Dubbed GhostDNS, the own has many similarities amongst the infamous DNSChanger malware that plant past times changing DNS server settings on an infected device, allowing attackers to road the users' cyberspace traffic through malicious servers as well as pocket sensitive data.
According to a novel report from cybersecurity draw solid Qihoo 360's NetLab, only similar the regular DNSChanger campaign, GhostDNS scans for the IP addresses for routers that utilization weak or no password at all, accesses the routers' settings, as well as thence changes the router's default DNS address to the ane controlled past times the attackers.
GhostDNS System: List of Modules as well as Sub-Modules
1) DNSChanger Module: This is the principal module of GhostDNS designed to exploit targeted routers based upon collected information.
DNSChanger Module is comprised of 3 sub-modules, which the researchers dubbed, Shell DNSChanger, Js DNSChanger, as well as PyPhp DNSChanger.
a.) Shell DNSChanger—Written inward the Shell programming language, this sub-module combines 25 Shell scripts that tin brute-force the passwords on routers or firmware packages from 21 dissimilar manufacturers.

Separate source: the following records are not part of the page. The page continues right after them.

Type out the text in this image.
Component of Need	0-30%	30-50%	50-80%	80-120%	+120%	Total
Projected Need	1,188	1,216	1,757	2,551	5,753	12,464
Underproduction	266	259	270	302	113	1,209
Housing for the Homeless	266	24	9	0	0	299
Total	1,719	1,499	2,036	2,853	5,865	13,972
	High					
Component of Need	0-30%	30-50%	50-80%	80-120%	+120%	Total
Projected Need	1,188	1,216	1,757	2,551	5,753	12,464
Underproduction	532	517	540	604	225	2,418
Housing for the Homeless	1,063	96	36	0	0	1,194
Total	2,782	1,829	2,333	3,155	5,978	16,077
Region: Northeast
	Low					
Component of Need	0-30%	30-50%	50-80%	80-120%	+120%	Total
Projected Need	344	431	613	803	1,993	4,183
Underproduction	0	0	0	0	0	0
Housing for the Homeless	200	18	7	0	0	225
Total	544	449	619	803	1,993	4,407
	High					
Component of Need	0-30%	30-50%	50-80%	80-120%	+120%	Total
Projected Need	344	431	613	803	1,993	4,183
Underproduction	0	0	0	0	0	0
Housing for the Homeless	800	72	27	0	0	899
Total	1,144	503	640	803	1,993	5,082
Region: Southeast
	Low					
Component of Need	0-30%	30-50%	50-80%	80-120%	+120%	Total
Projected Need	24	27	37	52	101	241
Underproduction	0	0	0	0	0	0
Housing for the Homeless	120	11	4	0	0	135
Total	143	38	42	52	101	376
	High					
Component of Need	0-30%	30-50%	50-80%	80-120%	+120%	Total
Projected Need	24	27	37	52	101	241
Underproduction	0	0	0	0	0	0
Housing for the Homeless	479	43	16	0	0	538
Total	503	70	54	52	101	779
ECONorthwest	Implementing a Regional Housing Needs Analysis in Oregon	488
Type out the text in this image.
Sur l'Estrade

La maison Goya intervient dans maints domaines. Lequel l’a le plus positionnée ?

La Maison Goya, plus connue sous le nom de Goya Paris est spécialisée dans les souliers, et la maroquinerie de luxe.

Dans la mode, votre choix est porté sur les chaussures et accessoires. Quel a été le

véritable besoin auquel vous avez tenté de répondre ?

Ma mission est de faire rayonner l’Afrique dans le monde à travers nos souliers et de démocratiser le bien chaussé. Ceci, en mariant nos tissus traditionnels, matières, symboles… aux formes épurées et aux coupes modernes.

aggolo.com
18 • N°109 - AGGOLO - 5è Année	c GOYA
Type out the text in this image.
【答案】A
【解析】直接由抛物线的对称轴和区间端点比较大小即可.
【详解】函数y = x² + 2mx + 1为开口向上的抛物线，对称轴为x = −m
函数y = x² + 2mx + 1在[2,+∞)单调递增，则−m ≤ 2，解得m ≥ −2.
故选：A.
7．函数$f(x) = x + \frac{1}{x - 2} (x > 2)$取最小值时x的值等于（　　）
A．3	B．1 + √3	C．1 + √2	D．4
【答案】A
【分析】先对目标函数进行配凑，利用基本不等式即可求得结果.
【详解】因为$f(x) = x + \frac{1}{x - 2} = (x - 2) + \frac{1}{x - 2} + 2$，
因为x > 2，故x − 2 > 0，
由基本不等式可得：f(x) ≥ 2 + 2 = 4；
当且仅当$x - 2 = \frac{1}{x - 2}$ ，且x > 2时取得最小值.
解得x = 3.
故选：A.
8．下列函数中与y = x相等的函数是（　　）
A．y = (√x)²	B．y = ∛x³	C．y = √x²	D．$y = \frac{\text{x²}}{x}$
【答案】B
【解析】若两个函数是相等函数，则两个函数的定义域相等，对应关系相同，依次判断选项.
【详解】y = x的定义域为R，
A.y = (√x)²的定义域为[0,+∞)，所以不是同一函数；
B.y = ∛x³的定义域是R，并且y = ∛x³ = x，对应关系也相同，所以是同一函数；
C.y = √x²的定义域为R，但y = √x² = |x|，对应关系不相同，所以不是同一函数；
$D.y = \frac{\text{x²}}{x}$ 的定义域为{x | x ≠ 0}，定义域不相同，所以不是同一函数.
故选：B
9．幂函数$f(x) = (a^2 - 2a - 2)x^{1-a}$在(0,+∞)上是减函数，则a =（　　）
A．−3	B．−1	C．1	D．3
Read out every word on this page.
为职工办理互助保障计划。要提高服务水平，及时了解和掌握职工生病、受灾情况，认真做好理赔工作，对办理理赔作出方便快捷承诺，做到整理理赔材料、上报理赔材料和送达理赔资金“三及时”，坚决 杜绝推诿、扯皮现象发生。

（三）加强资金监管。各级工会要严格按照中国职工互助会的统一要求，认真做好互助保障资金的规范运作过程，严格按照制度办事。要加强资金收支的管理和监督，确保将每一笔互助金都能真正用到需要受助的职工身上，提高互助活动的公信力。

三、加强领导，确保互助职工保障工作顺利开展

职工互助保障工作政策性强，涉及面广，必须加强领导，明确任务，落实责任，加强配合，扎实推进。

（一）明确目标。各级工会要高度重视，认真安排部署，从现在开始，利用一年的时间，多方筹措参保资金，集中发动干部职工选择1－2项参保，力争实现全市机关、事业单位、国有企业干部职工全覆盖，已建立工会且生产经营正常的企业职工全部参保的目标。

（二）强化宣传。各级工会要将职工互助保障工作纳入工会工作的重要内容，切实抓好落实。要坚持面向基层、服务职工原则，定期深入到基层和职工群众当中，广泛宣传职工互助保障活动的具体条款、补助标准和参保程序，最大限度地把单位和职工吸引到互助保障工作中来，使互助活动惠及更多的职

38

b.) Js DNSChanger—Mainly written inward JavaScript, this sub-module includes 10 assault scripts designed to infect half dozen routers or firmware packages.
"Its functional construction is mainly divided into scanners, payload generators, as well as assault programs. The Js DNSChanger plan is normally injected into phishing websites, thence it plant together amongst the Phishing Web System," the researchers say.
c.) PyPhp DNSChanger—Written inward both Python as well as PHP, this submodule contains 69 assault scripts against 47 dissimilar routers/firmware as well as has been constitute deployed on over 100 servers, most of which on Google Cloud, as well as includes functionalities similar Web API, Scanner as well as Attack module.
This sub-module is the center module of DNSChanger that allows attackers to scan the Internet to detect vulnerable routers.
2) Web Admin module: Though researchers create non accept likewise much information almost this module yet, it seems to endure an admin panel for attackers secured amongst a login page.
3) Rogue DNS module: This module is responsible for resolving targeted domain names from the attacker-controlled spider web servers, which mainly involves banking as well as cloud hosting services, along amongst a domain that belongs to a safety fellowship named Avira.
"We accept no access to the Rouge DNS server, thence nosotros can’t country for certain how many DNS names accept been hijacked, but past times querying both Alexa Top1M as well as our DNSMon’s Top1M domains against the rogue DNS server (139.60.162.188), nosotros were able to detect a sum of 52 domains beingness hijacked," NetLab researchers say.
4) Phishing Web module: When a targeted domain successfully gets resolved through the rogue DNS module, Phishing spider web module aims to server the correct simulated version for that specific website.
GhostDNS Malware Targeting Brazilian Users Primarily
Also Read: VPNFilter Router Malware Adds vii New Network Exploitation Modules
"Currently the own mainly focuses on Brazil, nosotros accept counted 100k+ infected router IP addresses (87.8% located inward Brazil), as well as 70+ router/firmware accept been involved, as well as 50+ domain names such every bit around big banks inward brazil , fifty-fifty Netflix, Citibank.br accept been hijacked to pocket the corresponding website login credentials," the researchers say.
Since the GhostDNS own is highly scaled, utilizes dissimilar assault vector as well as adopts automated assault process, it poses a existent threat to users. Therefore, users are advised to protect themselves.
How to Protect Your Home Router from Hackers
In society to avoid yourself from beingness a victim to such attacks, you lot are recommended to ensure that your router is running the latest version of the firmware as well as laid a rigid password for the router spider web portal.
You tin also consider disabling remote administration, changing its default local IP address, as well as hardcoding a trusted DNS server into your router or the operating system.
NetLab researchers also recommended the router vendors to growth the complexity of router default password as well as get upward the organisation safety update machinery for their products.